Community Connections: A Newscenter series highlighting the ties between the University and its communities.“Most of what I do is either community engaged creative projects or shows based on some sort of sociopolitical idea that I’m chewing over,” says Beauchamp, director of the dance theater performance “On the Verge of the Outermost Edge of US.”

The performance, which took place on September 14 and 15 at the City of Rochester’s School of the Arts, explores the mass movements of people and ideas taking place around the world. Beauchamp was joined by three other faculty members in the dance and movement program: director Missy Pfohl Smith, senior lecturer Anne Harris Wilcox and adjunct instructor Michelle Gipner.

“We ask the audience members a few questions to ponder over, along the lines of, given the political partisanship” that permeates so many national debates, “what else can we do?” says Beauchamp. The responses from the audience were written down and clipped on a set piece on stage. The dancers read them at the close of the show.

Because the festival doesn’t place limits on material or content, it also attracts “performers” from the University in disciplines one might not expect—such as religion and classics. Emil Homerin, a professor of religion and chair of the department, participated as a moderator in TableTopOpera’s performance, “Within the Quota.”

TableTopOpera is a chamber ensemble of Eastman School faculty, students, and alumni directed by Matthew Brown, a professor of music theory, and Christopher Winders 08’E (PhD). “Within the Quota,” a collaboration with the George Eastman Museum, featured a production of moving images set to chamber arrangements of songs by composer Cole Porter as well as the ensemble.

“We thought it would be interesting to talk about immigration in America and how it hasn’t always been fair,” says Homerin.

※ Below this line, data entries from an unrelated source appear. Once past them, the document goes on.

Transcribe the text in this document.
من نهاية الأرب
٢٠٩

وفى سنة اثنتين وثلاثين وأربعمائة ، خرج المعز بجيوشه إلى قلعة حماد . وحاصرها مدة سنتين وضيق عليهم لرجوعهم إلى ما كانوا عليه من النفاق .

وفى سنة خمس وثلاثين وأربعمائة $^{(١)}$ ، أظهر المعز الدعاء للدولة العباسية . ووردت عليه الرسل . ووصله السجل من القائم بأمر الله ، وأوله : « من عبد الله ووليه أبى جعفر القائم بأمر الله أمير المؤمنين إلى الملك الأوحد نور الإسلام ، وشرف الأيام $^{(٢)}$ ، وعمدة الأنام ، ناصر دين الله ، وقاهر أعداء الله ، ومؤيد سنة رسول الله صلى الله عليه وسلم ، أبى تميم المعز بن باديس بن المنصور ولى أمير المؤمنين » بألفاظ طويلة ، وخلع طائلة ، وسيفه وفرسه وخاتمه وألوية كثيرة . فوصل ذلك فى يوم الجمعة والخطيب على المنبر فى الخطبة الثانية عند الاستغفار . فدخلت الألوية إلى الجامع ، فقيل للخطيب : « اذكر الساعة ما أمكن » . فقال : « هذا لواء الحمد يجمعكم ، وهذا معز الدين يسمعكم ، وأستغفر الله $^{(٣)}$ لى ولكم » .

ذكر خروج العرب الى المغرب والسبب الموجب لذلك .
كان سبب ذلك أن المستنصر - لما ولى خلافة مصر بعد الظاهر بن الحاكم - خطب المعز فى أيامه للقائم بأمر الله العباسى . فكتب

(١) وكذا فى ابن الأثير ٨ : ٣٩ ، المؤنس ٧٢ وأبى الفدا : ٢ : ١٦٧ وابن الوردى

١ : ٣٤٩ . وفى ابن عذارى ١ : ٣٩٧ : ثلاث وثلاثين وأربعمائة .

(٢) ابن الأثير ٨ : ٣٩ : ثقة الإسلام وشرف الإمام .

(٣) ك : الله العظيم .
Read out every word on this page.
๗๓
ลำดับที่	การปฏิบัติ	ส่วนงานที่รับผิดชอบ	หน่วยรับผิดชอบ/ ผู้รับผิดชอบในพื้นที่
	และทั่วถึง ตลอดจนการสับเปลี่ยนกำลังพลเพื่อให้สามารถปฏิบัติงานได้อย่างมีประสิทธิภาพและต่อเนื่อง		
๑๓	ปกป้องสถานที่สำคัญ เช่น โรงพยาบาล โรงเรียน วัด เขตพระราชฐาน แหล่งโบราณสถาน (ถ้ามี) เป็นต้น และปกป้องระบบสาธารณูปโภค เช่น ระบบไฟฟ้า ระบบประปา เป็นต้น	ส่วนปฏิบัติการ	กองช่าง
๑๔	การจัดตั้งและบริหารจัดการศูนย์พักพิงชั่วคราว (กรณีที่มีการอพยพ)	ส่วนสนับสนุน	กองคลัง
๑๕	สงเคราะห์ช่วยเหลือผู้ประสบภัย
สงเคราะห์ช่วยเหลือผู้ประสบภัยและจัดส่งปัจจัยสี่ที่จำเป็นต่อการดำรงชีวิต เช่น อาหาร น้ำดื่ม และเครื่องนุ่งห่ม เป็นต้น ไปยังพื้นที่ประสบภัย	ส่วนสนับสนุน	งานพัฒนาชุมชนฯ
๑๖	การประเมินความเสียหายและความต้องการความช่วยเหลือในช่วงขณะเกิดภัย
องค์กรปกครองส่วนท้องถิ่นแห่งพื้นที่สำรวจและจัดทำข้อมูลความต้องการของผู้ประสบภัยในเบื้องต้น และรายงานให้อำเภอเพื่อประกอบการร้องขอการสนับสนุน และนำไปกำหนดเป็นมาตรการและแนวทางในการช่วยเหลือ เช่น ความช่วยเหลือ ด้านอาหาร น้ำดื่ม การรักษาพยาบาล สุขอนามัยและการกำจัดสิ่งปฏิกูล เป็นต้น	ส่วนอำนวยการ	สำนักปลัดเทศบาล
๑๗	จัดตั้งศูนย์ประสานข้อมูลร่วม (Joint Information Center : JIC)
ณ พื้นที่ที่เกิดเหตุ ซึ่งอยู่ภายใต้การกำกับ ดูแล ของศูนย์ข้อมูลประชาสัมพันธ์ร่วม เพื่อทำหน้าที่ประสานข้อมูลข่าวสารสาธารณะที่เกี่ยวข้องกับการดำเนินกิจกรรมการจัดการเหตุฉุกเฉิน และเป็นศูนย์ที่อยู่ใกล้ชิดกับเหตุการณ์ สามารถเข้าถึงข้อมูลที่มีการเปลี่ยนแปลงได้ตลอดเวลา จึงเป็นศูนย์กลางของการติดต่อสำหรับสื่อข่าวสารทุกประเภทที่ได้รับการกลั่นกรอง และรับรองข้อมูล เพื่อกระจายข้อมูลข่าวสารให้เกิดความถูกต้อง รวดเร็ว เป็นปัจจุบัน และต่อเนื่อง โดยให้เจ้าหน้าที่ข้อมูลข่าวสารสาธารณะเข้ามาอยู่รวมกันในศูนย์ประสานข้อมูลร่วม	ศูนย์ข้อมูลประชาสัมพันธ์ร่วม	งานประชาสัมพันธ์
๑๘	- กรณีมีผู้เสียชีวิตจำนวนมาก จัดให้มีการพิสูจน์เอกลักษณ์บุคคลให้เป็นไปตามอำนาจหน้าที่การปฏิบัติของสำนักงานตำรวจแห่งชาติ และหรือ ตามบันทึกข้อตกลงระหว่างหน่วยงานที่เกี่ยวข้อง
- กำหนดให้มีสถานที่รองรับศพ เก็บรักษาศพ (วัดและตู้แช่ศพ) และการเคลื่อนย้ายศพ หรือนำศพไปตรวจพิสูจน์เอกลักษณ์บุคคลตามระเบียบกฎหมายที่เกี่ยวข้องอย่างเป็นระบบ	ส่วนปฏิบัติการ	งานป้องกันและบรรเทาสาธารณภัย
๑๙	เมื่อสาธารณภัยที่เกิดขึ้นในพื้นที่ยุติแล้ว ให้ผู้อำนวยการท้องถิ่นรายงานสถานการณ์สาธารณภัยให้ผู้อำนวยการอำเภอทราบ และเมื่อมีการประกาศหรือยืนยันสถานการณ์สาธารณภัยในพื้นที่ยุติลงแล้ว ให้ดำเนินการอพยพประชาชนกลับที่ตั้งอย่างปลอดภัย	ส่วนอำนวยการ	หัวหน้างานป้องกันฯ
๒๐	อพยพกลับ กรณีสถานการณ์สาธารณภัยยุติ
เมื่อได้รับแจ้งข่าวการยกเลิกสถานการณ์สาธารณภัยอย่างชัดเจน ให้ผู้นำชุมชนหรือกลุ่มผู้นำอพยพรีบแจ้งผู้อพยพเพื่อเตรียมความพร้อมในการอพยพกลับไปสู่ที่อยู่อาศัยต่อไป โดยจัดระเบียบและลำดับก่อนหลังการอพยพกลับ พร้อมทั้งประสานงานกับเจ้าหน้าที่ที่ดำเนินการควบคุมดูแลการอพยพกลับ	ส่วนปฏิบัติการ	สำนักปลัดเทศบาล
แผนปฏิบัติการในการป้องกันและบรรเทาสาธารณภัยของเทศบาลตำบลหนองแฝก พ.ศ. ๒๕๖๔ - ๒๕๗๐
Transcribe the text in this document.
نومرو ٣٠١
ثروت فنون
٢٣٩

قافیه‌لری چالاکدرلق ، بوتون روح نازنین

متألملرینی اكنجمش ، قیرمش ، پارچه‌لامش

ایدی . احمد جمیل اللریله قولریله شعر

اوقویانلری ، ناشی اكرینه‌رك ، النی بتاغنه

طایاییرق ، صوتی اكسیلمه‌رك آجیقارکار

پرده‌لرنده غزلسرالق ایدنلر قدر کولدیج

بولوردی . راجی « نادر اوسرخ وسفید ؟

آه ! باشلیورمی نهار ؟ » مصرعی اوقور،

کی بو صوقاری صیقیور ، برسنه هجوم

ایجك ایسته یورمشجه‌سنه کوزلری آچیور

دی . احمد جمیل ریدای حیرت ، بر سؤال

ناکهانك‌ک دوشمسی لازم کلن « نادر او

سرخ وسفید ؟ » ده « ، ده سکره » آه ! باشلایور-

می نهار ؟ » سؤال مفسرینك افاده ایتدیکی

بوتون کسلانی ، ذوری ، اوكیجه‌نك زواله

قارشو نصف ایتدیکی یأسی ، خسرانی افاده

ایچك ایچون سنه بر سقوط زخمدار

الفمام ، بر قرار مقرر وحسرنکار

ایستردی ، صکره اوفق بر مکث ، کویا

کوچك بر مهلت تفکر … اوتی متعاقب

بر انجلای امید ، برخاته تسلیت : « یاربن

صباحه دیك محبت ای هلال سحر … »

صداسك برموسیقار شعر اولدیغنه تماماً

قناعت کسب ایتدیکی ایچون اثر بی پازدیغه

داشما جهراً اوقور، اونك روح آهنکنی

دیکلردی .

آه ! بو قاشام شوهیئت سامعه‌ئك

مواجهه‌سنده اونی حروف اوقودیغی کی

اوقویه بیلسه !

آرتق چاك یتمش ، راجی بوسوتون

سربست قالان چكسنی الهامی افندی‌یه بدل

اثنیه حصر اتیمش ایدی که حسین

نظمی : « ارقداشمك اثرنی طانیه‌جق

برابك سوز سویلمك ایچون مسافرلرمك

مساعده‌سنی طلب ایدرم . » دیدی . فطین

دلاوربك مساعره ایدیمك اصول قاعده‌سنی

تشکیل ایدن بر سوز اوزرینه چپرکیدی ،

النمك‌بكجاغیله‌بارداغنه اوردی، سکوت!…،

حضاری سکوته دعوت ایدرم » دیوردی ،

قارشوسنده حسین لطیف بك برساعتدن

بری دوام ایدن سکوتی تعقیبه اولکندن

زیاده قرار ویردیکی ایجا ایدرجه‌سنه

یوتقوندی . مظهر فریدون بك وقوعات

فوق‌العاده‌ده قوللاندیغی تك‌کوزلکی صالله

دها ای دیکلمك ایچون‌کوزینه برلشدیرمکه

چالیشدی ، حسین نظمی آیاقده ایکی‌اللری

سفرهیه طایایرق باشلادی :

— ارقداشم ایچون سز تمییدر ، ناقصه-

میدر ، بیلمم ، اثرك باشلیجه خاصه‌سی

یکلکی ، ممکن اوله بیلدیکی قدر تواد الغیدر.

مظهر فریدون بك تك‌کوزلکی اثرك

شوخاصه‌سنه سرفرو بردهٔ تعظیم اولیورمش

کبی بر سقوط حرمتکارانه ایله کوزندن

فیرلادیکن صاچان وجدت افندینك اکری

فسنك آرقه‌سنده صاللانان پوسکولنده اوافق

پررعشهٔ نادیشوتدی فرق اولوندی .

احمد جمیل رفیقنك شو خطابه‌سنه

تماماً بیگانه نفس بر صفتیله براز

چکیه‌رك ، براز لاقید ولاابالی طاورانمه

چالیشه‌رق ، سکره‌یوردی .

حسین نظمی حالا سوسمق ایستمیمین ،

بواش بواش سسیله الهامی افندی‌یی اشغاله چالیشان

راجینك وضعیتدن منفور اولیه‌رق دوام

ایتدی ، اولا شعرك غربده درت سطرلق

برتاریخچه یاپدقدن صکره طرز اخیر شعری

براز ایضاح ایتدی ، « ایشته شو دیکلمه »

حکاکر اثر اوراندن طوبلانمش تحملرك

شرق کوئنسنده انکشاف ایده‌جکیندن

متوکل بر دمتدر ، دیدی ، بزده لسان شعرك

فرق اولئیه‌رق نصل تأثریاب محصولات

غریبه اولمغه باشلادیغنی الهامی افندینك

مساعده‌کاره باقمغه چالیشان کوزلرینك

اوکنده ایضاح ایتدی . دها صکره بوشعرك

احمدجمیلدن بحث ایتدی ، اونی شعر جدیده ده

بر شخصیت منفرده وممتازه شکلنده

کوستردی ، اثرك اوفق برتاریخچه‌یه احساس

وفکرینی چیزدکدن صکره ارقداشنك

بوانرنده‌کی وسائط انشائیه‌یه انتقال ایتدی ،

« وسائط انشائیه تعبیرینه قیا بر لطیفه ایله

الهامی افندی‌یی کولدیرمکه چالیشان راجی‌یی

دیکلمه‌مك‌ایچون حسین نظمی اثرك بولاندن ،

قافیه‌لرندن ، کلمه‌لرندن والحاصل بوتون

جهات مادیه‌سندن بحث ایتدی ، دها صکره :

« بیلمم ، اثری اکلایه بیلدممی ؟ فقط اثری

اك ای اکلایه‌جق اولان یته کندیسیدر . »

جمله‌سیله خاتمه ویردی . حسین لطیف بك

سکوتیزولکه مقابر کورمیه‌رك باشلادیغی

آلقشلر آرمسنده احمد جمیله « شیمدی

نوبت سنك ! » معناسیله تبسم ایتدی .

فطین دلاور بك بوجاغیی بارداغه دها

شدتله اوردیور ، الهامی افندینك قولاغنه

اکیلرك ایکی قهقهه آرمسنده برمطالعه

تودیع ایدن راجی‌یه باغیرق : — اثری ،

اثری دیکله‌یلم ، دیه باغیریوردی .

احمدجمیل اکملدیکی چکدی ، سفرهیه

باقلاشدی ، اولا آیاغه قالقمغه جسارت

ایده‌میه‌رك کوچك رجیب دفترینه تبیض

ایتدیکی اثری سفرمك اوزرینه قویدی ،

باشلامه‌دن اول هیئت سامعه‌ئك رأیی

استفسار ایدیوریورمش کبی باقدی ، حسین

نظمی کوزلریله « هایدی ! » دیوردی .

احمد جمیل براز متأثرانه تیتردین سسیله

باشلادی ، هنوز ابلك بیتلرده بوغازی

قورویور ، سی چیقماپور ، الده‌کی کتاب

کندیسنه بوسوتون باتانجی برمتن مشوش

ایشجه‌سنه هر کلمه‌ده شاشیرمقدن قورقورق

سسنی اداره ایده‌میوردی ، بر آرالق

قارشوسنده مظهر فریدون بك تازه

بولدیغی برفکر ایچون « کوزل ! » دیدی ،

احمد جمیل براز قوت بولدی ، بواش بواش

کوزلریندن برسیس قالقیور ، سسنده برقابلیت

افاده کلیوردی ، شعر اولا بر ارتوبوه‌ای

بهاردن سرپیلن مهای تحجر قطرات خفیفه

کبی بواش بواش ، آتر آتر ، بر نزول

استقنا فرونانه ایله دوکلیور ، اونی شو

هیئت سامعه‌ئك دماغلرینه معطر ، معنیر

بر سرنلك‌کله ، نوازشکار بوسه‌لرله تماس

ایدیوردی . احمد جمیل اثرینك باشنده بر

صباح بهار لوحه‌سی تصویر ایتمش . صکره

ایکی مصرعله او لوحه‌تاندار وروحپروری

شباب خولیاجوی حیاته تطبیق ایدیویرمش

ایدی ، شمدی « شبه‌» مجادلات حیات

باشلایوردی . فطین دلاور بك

After the performance on September 19 at the Dryden Theatre, he facilitated a panel discussion among experts on immigration law. “There have been quotas and it’s been discriminatory,” says Homerin. The performance combines the music of Porter’s 1921 protest ballet Within the Quota, which criticized restrictive immigration laws, with powerful images drawn from the collections of the George Eastman Museum, the Library of Congress, and other sources.

What would the ensemble like to see happen as a result of its performance? “We would like to encourage conversation within the community,” says Homerin. That, and broader immigration reform, including the removal of restrictions on Muslims, he adds.